源氏物語~若紫~(41)


源氏物語-若紫

さて、六条の家に残った女房たちですが、父である兵部郷の宮様がお見えになって紫の君のことをお尋ねになると、

何とも申し上げようがなくて皆困っておりました。

しばらくは誰にも言ってはならぬと、光る君がおっしゃり、少納言の乳母もそう思っていたことなので、

固く口止めされていたのです。

ただ、「どこへか、少納言の乳母が連れ出してお隠ししてしまいました」とばかり申し上げるので、

兵部郷の宮様も情けなくお思いになって、

「亡き尼君も、姫君が私の邸に移ることを非常に嫌がっていらっしゃったから、

乳母は出しゃばった真似をして、大人しく私に引き渡すことを、嫌だとは言わずにおきながら、

こんな風なことをしでかして、落ちぶれさせることになってしまうのか」

とおっしゃって、泣く泣くお帰りになったのでした。

「もし、何か分かったら知らせよ」

とおっしゃるのも、女房たちには厄介なことに思われました。

兵部郷の宮様は僧都にもお尋ねなさってみたのですが、何の手がかりも掴めず、

紫の君の、もったいないほどに素晴らしかった顔立ちなどを恋しく悲しく思いだしていらっしゃいました。

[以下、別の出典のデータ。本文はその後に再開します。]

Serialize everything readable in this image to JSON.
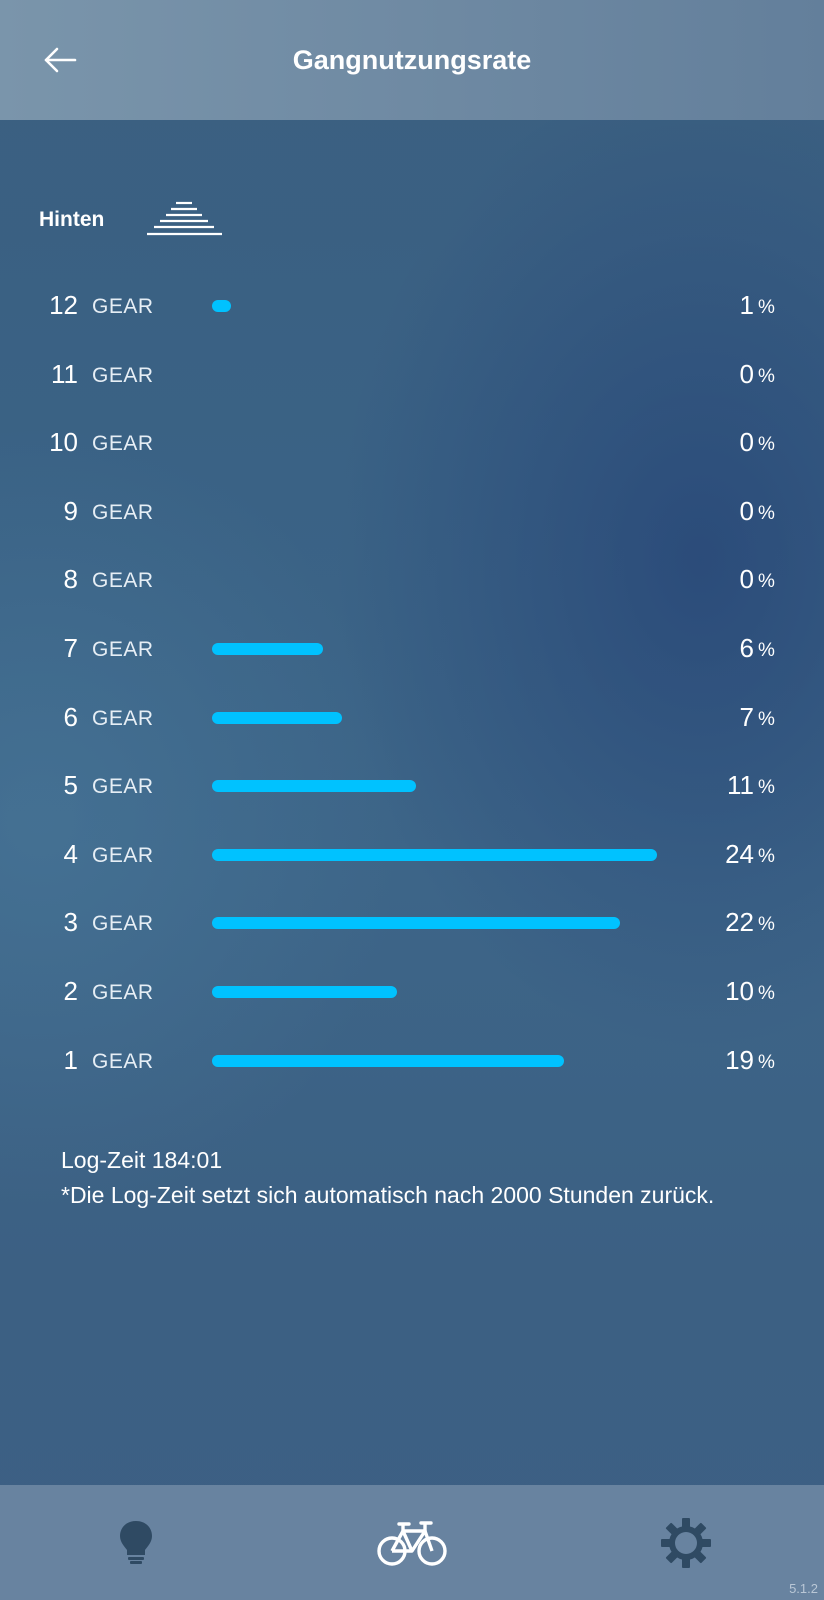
{
  "header": {
    "title": "Gangnutzungsrate",
    "back_icon": "arrow-left-icon"
  },
  "section": {
    "label": "Hinten",
    "icon": "rear-cassette-icon"
  },
  "colors": {
    "bar": "#00c2ff",
    "header_bg": "#6f8aa3",
    "nav_bg": "#6883a0",
    "active_nav_icon": "#ffffff",
    "inactive_nav_icon": "#2f4a63"
  },
  "gears": [
    {
      "num": "12",
      "label": "GEAR",
      "value": "1",
      "unit": "%",
      "percent": 1
    },
    {
      "num": "11",
      "label": "GEAR",
      "value": "0",
      "unit": "%",
      "percent": 0
    },
    {
      "num": "10",
      "label": "GEAR",
      "value": "0",
      "unit": "%",
      "percent": 0
    },
    {
      "num": "9",
      "label": "GEAR",
      "value": "0",
      "unit": "%",
      "percent": 0
    },
    {
      "num": "8",
      "label": "GEAR",
      "value": "0",
      "unit": "%",
      "percent": 0
    },
    {
      "num": "7",
      "label": "GEAR",
      "value": "6",
      "unit": "%",
      "percent": 6
    },
    {
      "num": "6",
      "label": "GEAR",
      "value": "7",
      "unit": "%",
      "percent": 7
    },
    {
      "num": "5",
      "label": "GEAR",
      "value": "11",
      "unit": "%",
      "percent": 11
    },
    {
      "num": "4",
      "label": "GEAR",
      "value": "24",
      "unit": "%",
      "percent": 24
    },
    {
      "num": "3",
      "label": "GEAR",
      "value": "22",
      "unit": "%",
      "percent": 22
    },
    {
      "num": "2",
      "label": "GEAR",
      "value": "10",
      "unit": "%",
      "percent": 10
    },
    {
      "num": "1",
      "label": "GEAR",
      "value": "19",
      "unit": "%",
      "percent": 19
    }
  ],
  "footnote": {
    "log_time": "Log-Zeit 184:01",
    "note": "*Die Log-Zeit setzt sich automatisch nach 2000 Stunden zurück."
  },
  "nav": {
    "items": [
      {
        "icon": "lightbulb-icon",
        "active": false
      },
      {
        "icon": "bicycle-icon",
        "active": true
      },
      {
        "icon": "gear-icon",
        "active": false
      }
    ]
  },
  "version": "5.1.2"
}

兵部郷の宮様の御正室も、以前は確かに紫の君の母親を憎んでいたのですが、

実は、今やそんな気持ちも消え失せて、自分で育てたいとお思いになっていたので、

そのようにことが運ばなかったことを残念なことだと思っていらっしゃいました。

次第に紫の君の所に女房たちが集まってきました。

遊び相手の子どもたちは、紫の君が普通と違ってとても華やかなお姿なので、一緒に遊べることを喜んでいました。

紫の君は、光る君がお出かけになってもの寂しい夕暮れ時だけは、

亡き尼君のことを恋しく思ってお泣きになりましたが、父宮のことを思い出しなさることはございません。

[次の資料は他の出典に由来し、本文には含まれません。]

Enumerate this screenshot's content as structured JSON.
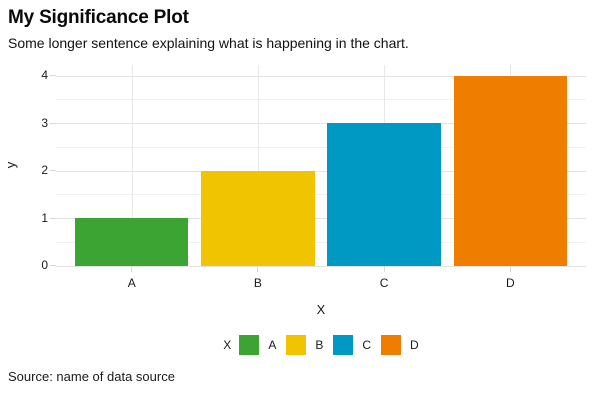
{
  "header": {
    "title": "My Significance Plot",
    "subtitle": "Some longer sentence explaining what is happening in the chart."
  },
  "chart_data": {
    "type": "bar",
    "title": "My Significance Plot",
    "subtitle": "Some longer sentence explaining what is happening in the chart.",
    "categories": [
      "A",
      "B",
      "C",
      "D"
    ],
    "values": [
      1,
      2,
      3,
      4
    ],
    "bar_colors": [
      "#3CA432",
      "#F0C400",
      "#0099C4",
      "#EE7D00"
    ],
    "xlabel": "X",
    "ylabel": "y",
    "ylim": [
      0,
      4.2
    ],
    "yticks": [
      0,
      1,
      2,
      3,
      4
    ],
    "yticks_minor": [
      0.5,
      1.5,
      2.5,
      3.5
    ],
    "bar_width_fraction": 0.9,
    "grid": "horizontal major and minor lines; vertical lines at category centers",
    "legend": {
      "position": "bottom",
      "title": "X",
      "items": [
        {
          "label": "A",
          "color": "#3CA432"
        },
        {
          "label": "B",
          "color": "#F0C400"
        },
        {
          "label": "C",
          "color": "#0099C4"
        },
        {
          "label": "D",
          "color": "#EE7D00"
        }
      ]
    }
  },
  "footer": {
    "source": "Source: name of data source"
  },
  "style": {
    "background": "#FFFFFF",
    "grid_major": "#E3E3E3",
    "grid_minor": "#F1F1F1",
    "grid_vertical": "#E8E8E8",
    "tick_color": "#D8D8D8",
    "text_color": "#1A1A1A"
  }
}
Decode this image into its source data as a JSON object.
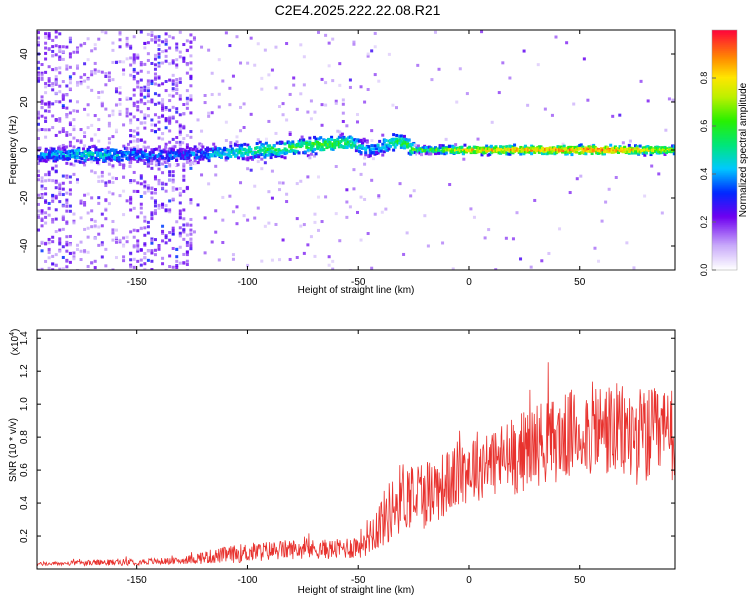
{
  "title": "C2E4.2025.222.22.08.R21",
  "colors": {
    "spectro_low": "#b89cf0",
    "spectro_mid": "#6a00f0",
    "snr_line": "#e8322e",
    "background": "#ffffff"
  },
  "chart_data": [
    {
      "type": "heatmap",
      "xlabel": "Height of straight line (km)",
      "ylabel": "Frequency (Hz)",
      "xlim": [
        -195,
        93
      ],
      "ylim": [
        -50,
        50
      ],
      "xticks": [
        -150,
        -100,
        -50,
        0,
        50
      ],
      "xtick_labels": [
        "-150",
        "-100",
        "-50",
        "0",
        "50"
      ],
      "yticks": [
        -40,
        -20,
        0,
        20,
        40
      ],
      "ytick_labels": [
        "-40",
        "-20",
        "0",
        "20",
        "40"
      ],
      "colorbar": {
        "label": "Normalized spectral amplitude",
        "range": [
          0,
          1
        ],
        "ticks": [
          0.0,
          0.2,
          0.4,
          0.6,
          0.8
        ],
        "tick_labels": [
          "0.0",
          "0.2",
          "0.4",
          "0.6",
          "0.8"
        ]
      },
      "ridge": [
        {
          "x": -195,
          "f": -2,
          "amp": 0.35
        },
        {
          "x": -170,
          "f": -2,
          "amp": 0.45
        },
        {
          "x": -150,
          "f": -2,
          "amp": 0.35
        },
        {
          "x": -130,
          "f": -2,
          "amp": 0.3
        },
        {
          "x": -110,
          "f": -1,
          "amp": 0.45
        },
        {
          "x": -90,
          "f": 0,
          "amp": 0.55
        },
        {
          "x": -70,
          "f": 2,
          "amp": 0.6
        },
        {
          "x": -55,
          "f": 3,
          "amp": 0.55
        },
        {
          "x": -45,
          "f": 0,
          "amp": 0.35
        },
        {
          "x": -32,
          "f": 4,
          "amp": 0.55
        },
        {
          "x": -25,
          "f": 0,
          "amp": 0.6
        },
        {
          "x": 0,
          "f": 0,
          "amp": 0.85
        },
        {
          "x": 30,
          "f": 0,
          "amp": 0.9
        },
        {
          "x": 60,
          "f": 0,
          "amp": 0.95
        },
        {
          "x": 93,
          "f": 0,
          "amp": 0.75
        }
      ],
      "noise_region_x": [
        -195,
        -125
      ],
      "broadband_segments": [
        {
          "x_from": -195,
          "x_to": -180
        },
        {
          "x_from": -155,
          "x_to": -125
        }
      ]
    },
    {
      "type": "line",
      "xlabel": "Height of straight line (km)",
      "ylabel": "SNR (10 * v/v)",
      "y_multiplier": "(x10",
      "y_multiplier_exp": "4",
      "y_multiplier_close": ")",
      "xlim": [
        -195,
        93
      ],
      "ylim": [
        0,
        1.45
      ],
      "xticks": [
        -150,
        -100,
        -50,
        0,
        50
      ],
      "xtick_labels": [
        "-150",
        "-100",
        "-50",
        "0",
        "50"
      ],
      "yticks": [
        0.2,
        0.4,
        0.6,
        0.8,
        1.0,
        1.2,
        1.4
      ],
      "ytick_labels": [
        "0.2",
        "0.4",
        "0.6",
        "0.8",
        "1.0",
        "1.2",
        "1.4"
      ],
      "series": [
        {
          "envelope_x": [
            -195,
            -160,
            -130,
            -120,
            -100,
            -80,
            -60,
            -50,
            -40,
            -35,
            -30,
            -20,
            -10,
            0,
            10,
            20,
            30,
            40,
            50,
            60,
            70,
            80,
            93
          ],
          "envelope_mean": [
            0.03,
            0.04,
            0.05,
            0.07,
            0.1,
            0.12,
            0.12,
            0.14,
            0.28,
            0.36,
            0.45,
            0.46,
            0.52,
            0.62,
            0.65,
            0.68,
            0.76,
            0.78,
            0.84,
            0.85,
            0.82,
            0.8,
            0.8
          ],
          "envelope_spread": [
            0.01,
            0.02,
            0.02,
            0.04,
            0.06,
            0.06,
            0.06,
            0.08,
            0.16,
            0.2,
            0.22,
            0.22,
            0.2,
            0.22,
            0.22,
            0.24,
            0.26,
            0.26,
            0.28,
            0.3,
            0.3,
            0.3,
            0.3
          ]
        }
      ]
    }
  ]
}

もとより、父宮が近くにいないことに馴れていらっしゃったので、

今ではすっかり養父のような光る君に親しくなついていらっしゃいました。

光る君がどこかからお帰りになれば、まっさきに出迎えて、しみじみとお話をし、

光る君の懐に飛び込んで少しも恥ずかしがったりすることもございません。

非常にかわいらしいのでした。

女が利口ぶり、何か思うことがあって何やかんやと面倒な関係になってしまうと、

これでは私の心も今までと違ってこの女が厭わしく思えてくるのではなかろうか、

と思って自然と気がねしてしまい、そうなれば女も男を恨みがちになって、予想外の結末を迎えたりするものです。

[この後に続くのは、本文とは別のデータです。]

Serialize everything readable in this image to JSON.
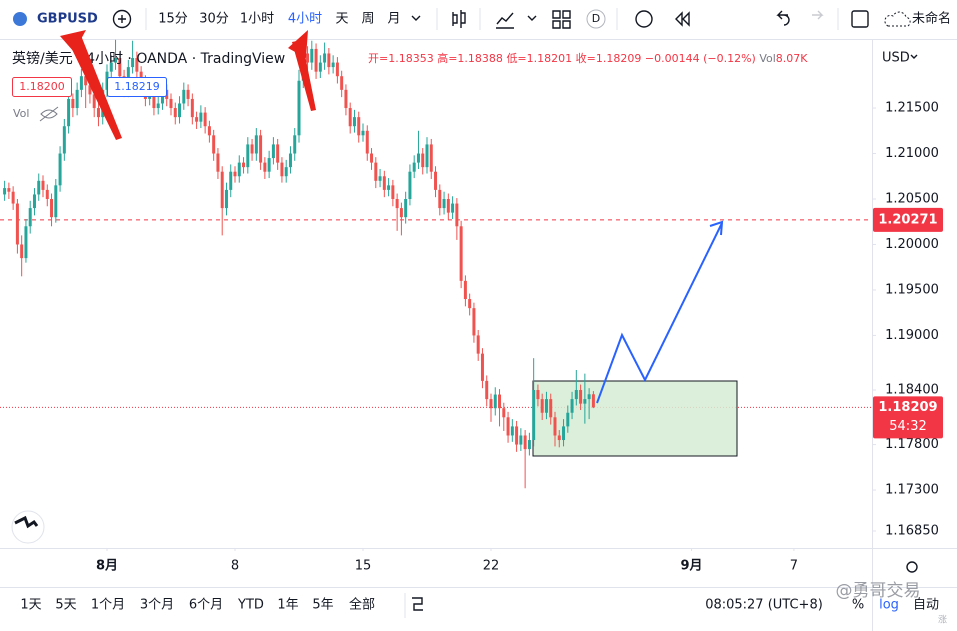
{
  "toolbar": {
    "symbol": "GBPUSD",
    "intervals": [
      "15分",
      "30分",
      "1小时",
      "4小时",
      "天",
      "周",
      "月"
    ],
    "badge": "D",
    "layout_name": "未命名"
  },
  "legend": {
    "title": "英镑/美元 · 4小时 · OANDA · TradingView",
    "ohlc": [
      "开=1.18353",
      "高=1.18388",
      "低=1.18201",
      "收=1.18209"
    ],
    "change": "−0.00144 (−0.12%)",
    "volume_label": "Vol",
    "volume": "8.07K",
    "sell": "1.18200",
    "buy": "1.18219",
    "indicator": "Vol"
  },
  "price_axis": {
    "currency": "USD"
  },
  "chart_data": {
    "type": "candlestick",
    "up_color": "#26a69a",
    "down_color": "#ef5350",
    "xlim": [
      -1.08,
      203.3
    ],
    "xticks": [
      {
        "value": 24,
        "label": "8月"
      },
      {
        "value": 54,
        "label": "8"
      },
      {
        "value": 84,
        "label": "15"
      },
      {
        "value": 114,
        "label": "22"
      },
      {
        "value": 161,
        "label": "9月"
      },
      {
        "value": 185,
        "label": "7"
      }
    ],
    "ylim": [
      1.16663,
      1.22248
    ],
    "yticks": [
      {
        "value": 1.215,
        "label": "1.21500"
      },
      {
        "value": 1.21,
        "label": "1.21000"
      },
      {
        "value": 1.205,
        "label": "1.20500"
      },
      {
        "value": 1.2,
        "label": "1.20000"
      },
      {
        "value": 1.195,
        "label": "1.19500"
      },
      {
        "value": 1.19,
        "label": "1.19000"
      },
      {
        "value": 1.184,
        "label": "1.18400"
      },
      {
        "value": 1.178,
        "label": "1.17800"
      },
      {
        "value": 1.173,
        "label": "1.17300"
      },
      {
        "value": 1.1685,
        "label": "1.16850"
      }
    ],
    "grid": false,
    "price_lines": [
      {
        "value": 1.20271,
        "color": "#f23645",
        "style": "dashed"
      },
      {
        "value": 1.18209,
        "color": "#f23645",
        "style": "dotted",
        "countdown": "54:32"
      }
    ],
    "ohlc": [
      [
        1.2055,
        1.207,
        1.2048,
        1.2062
      ],
      [
        1.2062,
        1.2068,
        1.205,
        1.2058
      ],
      [
        1.2058,
        1.2064,
        1.2038,
        1.2045
      ],
      [
        1.2045,
        1.205,
        1.199,
        1.2
      ],
      [
        1.2,
        1.201,
        1.1965,
        1.1985
      ],
      [
        1.1985,
        1.2028,
        1.198,
        1.202
      ],
      [
        1.202,
        1.2048,
        1.2012,
        1.204
      ],
      [
        1.204,
        1.2062,
        1.2032,
        1.2055
      ],
      [
        1.2055,
        1.2078,
        1.2048,
        1.207
      ],
      [
        1.207,
        1.2076,
        1.2052,
        1.206
      ],
      [
        1.206,
        1.2066,
        1.2042,
        1.205
      ],
      [
        1.205,
        1.2056,
        1.202,
        1.203
      ],
      [
        1.203,
        1.2072,
        1.2024,
        1.2065
      ],
      [
        1.2065,
        1.2108,
        1.2058,
        1.21
      ],
      [
        1.21,
        1.2138,
        1.2092,
        1.213
      ],
      [
        1.213,
        1.2168,
        1.2122,
        1.216
      ],
      [
        1.216,
        1.2166,
        1.214,
        1.215
      ],
      [
        1.215,
        1.2178,
        1.2142,
        1.217
      ],
      [
        1.217,
        1.2193,
        1.2162,
        1.2185
      ],
      [
        1.2185,
        1.2192,
        1.215,
        1.2175
      ],
      [
        1.2175,
        1.2182,
        1.2155,
        1.2165
      ],
      [
        1.2165,
        1.217,
        1.214,
        1.215
      ],
      [
        1.215,
        1.2158,
        1.213,
        1.214
      ],
      [
        1.214,
        1.2178,
        1.2132,
        1.217
      ],
      [
        1.217,
        1.2198,
        1.2162,
        1.219
      ],
      [
        1.219,
        1.2208,
        1.2182,
        1.22
      ],
      [
        1.22,
        1.2225,
        1.2192,
        1.2205
      ],
      [
        1.2205,
        1.2212,
        1.2178,
        1.2185
      ],
      [
        1.2185,
        1.2192,
        1.2162,
        1.217
      ],
      [
        1.217,
        1.2203,
        1.2162,
        1.2195
      ],
      [
        1.2195,
        1.2224,
        1.2188,
        1.2205
      ],
      [
        1.2205,
        1.2212,
        1.2182,
        1.219
      ],
      [
        1.219,
        1.2196,
        1.2172,
        1.218
      ],
      [
        1.218,
        1.2186,
        1.2152,
        1.216
      ],
      [
        1.216,
        1.2173,
        1.2153,
        1.2165
      ],
      [
        1.2165,
        1.2171,
        1.2142,
        1.215
      ],
      [
        1.215,
        1.2163,
        1.2143,
        1.2155
      ],
      [
        1.2155,
        1.2178,
        1.2148,
        1.217
      ],
      [
        1.217,
        1.2176,
        1.2152,
        1.216
      ],
      [
        1.216,
        1.2166,
        1.2142,
        1.215
      ],
      [
        1.215,
        1.2156,
        1.2132,
        1.214
      ],
      [
        1.214,
        1.2163,
        1.2133,
        1.2155
      ],
      [
        1.2155,
        1.2178,
        1.2148,
        1.217
      ],
      [
        1.217,
        1.2176,
        1.2152,
        1.216
      ],
      [
        1.216,
        1.2166,
        1.2132,
        1.214
      ],
      [
        1.214,
        1.2146,
        1.2127,
        1.2135
      ],
      [
        1.2135,
        1.2153,
        1.2128,
        1.2145
      ],
      [
        1.2145,
        1.2151,
        1.2122,
        1.213
      ],
      [
        1.213,
        1.2136,
        1.2112,
        1.212
      ],
      [
        1.212,
        1.2126,
        1.2092,
        1.21
      ],
      [
        1.21,
        1.2106,
        1.2072,
        1.208
      ],
      [
        1.208,
        1.2086,
        1.201,
        1.204
      ],
      [
        1.204,
        1.2068,
        1.2032,
        1.206
      ],
      [
        1.206,
        1.2088,
        1.2052,
        1.208
      ],
      [
        1.208,
        1.2086,
        1.2068,
        1.2075
      ],
      [
        1.2075,
        1.2098,
        1.2068,
        1.209
      ],
      [
        1.209,
        1.2096,
        1.2078,
        1.2085
      ],
      [
        1.2085,
        1.2118,
        1.2078,
        1.211
      ],
      [
        1.211,
        1.2116,
        1.2092,
        1.21
      ],
      [
        1.21,
        1.2128,
        1.2092,
        1.212
      ],
      [
        1.212,
        1.2126,
        1.2082,
        1.209
      ],
      [
        1.209,
        1.2096,
        1.2072,
        1.208
      ],
      [
        1.208,
        1.2103,
        1.2073,
        1.2095
      ],
      [
        1.2095,
        1.2118,
        1.2088,
        1.211
      ],
      [
        1.211,
        1.2116,
        1.2082,
        1.209
      ],
      [
        1.209,
        1.2096,
        1.2068,
        1.2075
      ],
      [
        1.2075,
        1.2093,
        1.2068,
        1.2085
      ],
      [
        1.2085,
        1.2108,
        1.2078,
        1.21
      ],
      [
        1.21,
        1.2128,
        1.2092,
        1.212
      ],
      [
        1.212,
        1.2192,
        1.2112,
        1.218
      ],
      [
        1.218,
        1.2222,
        1.2172,
        1.221
      ],
      [
        1.221,
        1.2218,
        1.2192,
        1.22
      ],
      [
        1.22,
        1.2224,
        1.2192,
        1.2215
      ],
      [
        1.2215,
        1.2221,
        1.2182,
        1.219
      ],
      [
        1.219,
        1.2208,
        1.2183,
        1.22
      ],
      [
        1.22,
        1.2222,
        1.2192,
        1.221
      ],
      [
        1.221,
        1.2216,
        1.2187,
        1.2195
      ],
      [
        1.2195,
        1.2208,
        1.2188,
        1.22
      ],
      [
        1.22,
        1.2206,
        1.2177,
        1.2185
      ],
      [
        1.2185,
        1.2191,
        1.2162,
        1.217
      ],
      [
        1.217,
        1.2176,
        1.2142,
        1.215
      ],
      [
        1.215,
        1.2156,
        1.2122,
        1.213
      ],
      [
        1.213,
        1.2148,
        1.2123,
        1.214
      ],
      [
        1.214,
        1.2146,
        1.2112,
        1.212
      ],
      [
        1.212,
        1.2133,
        1.2113,
        1.2125
      ],
      [
        1.2125,
        1.2131,
        1.2092,
        1.21
      ],
      [
        1.21,
        1.2106,
        1.2082,
        1.209
      ],
      [
        1.209,
        1.2096,
        1.2062,
        1.207
      ],
      [
        1.207,
        1.2083,
        1.2063,
        1.2075
      ],
      [
        1.2075,
        1.2081,
        1.2052,
        1.206
      ],
      [
        1.206,
        1.2073,
        1.2053,
        1.2065
      ],
      [
        1.2065,
        1.2071,
        1.2042,
        1.205
      ],
      [
        1.205,
        1.2056,
        1.2015,
        1.204
      ],
      [
        1.204,
        1.2046,
        1.201,
        1.203
      ],
      [
        1.203,
        1.2058,
        1.2023,
        1.205
      ],
      [
        1.205,
        1.2088,
        1.2043,
        1.208
      ],
      [
        1.208,
        1.2098,
        1.2073,
        1.209
      ],
      [
        1.209,
        1.2125,
        1.2083,
        1.21
      ],
      [
        1.21,
        1.2106,
        1.2077,
        1.2085
      ],
      [
        1.2085,
        1.2118,
        1.2078,
        1.211
      ],
      [
        1.211,
        1.2116,
        1.2072,
        1.208
      ],
      [
        1.208,
        1.2086,
        1.2052,
        1.206
      ],
      [
        1.206,
        1.2066,
        1.2032,
        1.204
      ],
      [
        1.204,
        1.2058,
        1.2033,
        1.205
      ],
      [
        1.205,
        1.2056,
        1.2027,
        1.2035
      ],
      [
        1.2035,
        1.2053,
        1.2028,
        1.2045
      ],
      [
        1.2045,
        1.2051,
        1.2005,
        1.202
      ],
      [
        1.202,
        1.2026,
        1.1952,
        1.196
      ],
      [
        1.196,
        1.1966,
        1.1932,
        1.194
      ],
      [
        1.194,
        1.1946,
        1.1922,
        1.193
      ],
      [
        1.193,
        1.1936,
        1.1892,
        1.19
      ],
      [
        1.19,
        1.1906,
        1.1872,
        1.188
      ],
      [
        1.188,
        1.1886,
        1.1842,
        1.185
      ],
      [
        1.185,
        1.1856,
        1.1822,
        1.183
      ],
      [
        1.183,
        1.1836,
        1.1805,
        1.182
      ],
      [
        1.182,
        1.1843,
        1.1812,
        1.1835
      ],
      [
        1.1835,
        1.1841,
        1.18,
        1.182
      ],
      [
        1.182,
        1.1826,
        1.1795,
        1.181
      ],
      [
        1.181,
        1.1816,
        1.1782,
        1.179
      ],
      [
        1.179,
        1.1808,
        1.1783,
        1.18
      ],
      [
        1.18,
        1.1806,
        1.1772,
        1.178
      ],
      [
        1.178,
        1.1798,
        1.1773,
        1.179
      ],
      [
        1.179,
        1.1796,
        1.1732,
        1.1775
      ],
      [
        1.1775,
        1.1793,
        1.1768,
        1.1785
      ],
      [
        1.1785,
        1.1875,
        1.1778,
        1.184
      ],
      [
        1.184,
        1.1846,
        1.1822,
        1.183
      ],
      [
        1.183,
        1.1836,
        1.1807,
        1.1815
      ],
      [
        1.1815,
        1.1838,
        1.1808,
        1.183
      ],
      [
        1.183,
        1.1836,
        1.1802,
        1.181
      ],
      [
        1.181,
        1.1816,
        1.1778,
        1.179
      ],
      [
        1.179,
        1.1796,
        1.1777,
        1.1785
      ],
      [
        1.1785,
        1.1808,
        1.1778,
        1.18
      ],
      [
        1.18,
        1.1823,
        1.1793,
        1.1815
      ],
      [
        1.1815,
        1.1838,
        1.1808,
        1.183
      ],
      [
        1.183,
        1.1862,
        1.1823,
        1.184
      ],
      [
        1.184,
        1.1846,
        1.1818,
        1.1825
      ],
      [
        1.1825,
        1.1858,
        1.1803,
        1.183
      ],
      [
        1.183,
        1.1842,
        1.1808,
        1.18353
      ],
      [
        1.18353,
        1.18388,
        1.18201,
        1.18209
      ]
    ]
  },
  "bottom_bar": {
    "ranges": [
      "1天",
      "5天",
      "1个月",
      "3个月",
      "6个月",
      "YTD",
      "1年",
      "5年",
      "全部"
    ],
    "time": "08:05:27 (UTC+8)",
    "percent": "%",
    "log": "log",
    "auto": "自动"
  },
  "watermark": "@勇哥交易"
}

それに対して、この紫の君はとてもかわいらしい遊び相手でした。

「本当の娘であれば、これくらいの年になってしまうと、

こんな風に隔てなく心を許して一緒に寝たり起きたりすることはできないが、これは普通にはない関係だな」

と思っていらっしゃるようでした。

※雰囲気を重んじた現代語訳となっております。


長かった「若紫」の巻ですが、これでおしまいです。

最後の方で、「帚木」巻の「雨夜の品定め」を思わせる内容が出てきましたね。

さておき、すっかり鬼畜の君に懐いてしまった紫ちゃん。

鬼畜の正体をまだ分かってない幼い紫ちゃん、かわいそう。

兵部郷の宮の探偵的な能力の低さも凄いですね。笑

そして、僧都の君もまったく情報を与えないとは、嫌われたものです。

家から忽然と紫の君と乳母が消えたとなれば、しつこく迫っていた光源氏がすぐ頭をよぎったはず。

尼君が死ぬまで(死んでも)何もしなかったくせに、という恨みも入っているかもしれません。

さあ、少しお休みをしたあとは、次巻「末摘花」に移っていきます。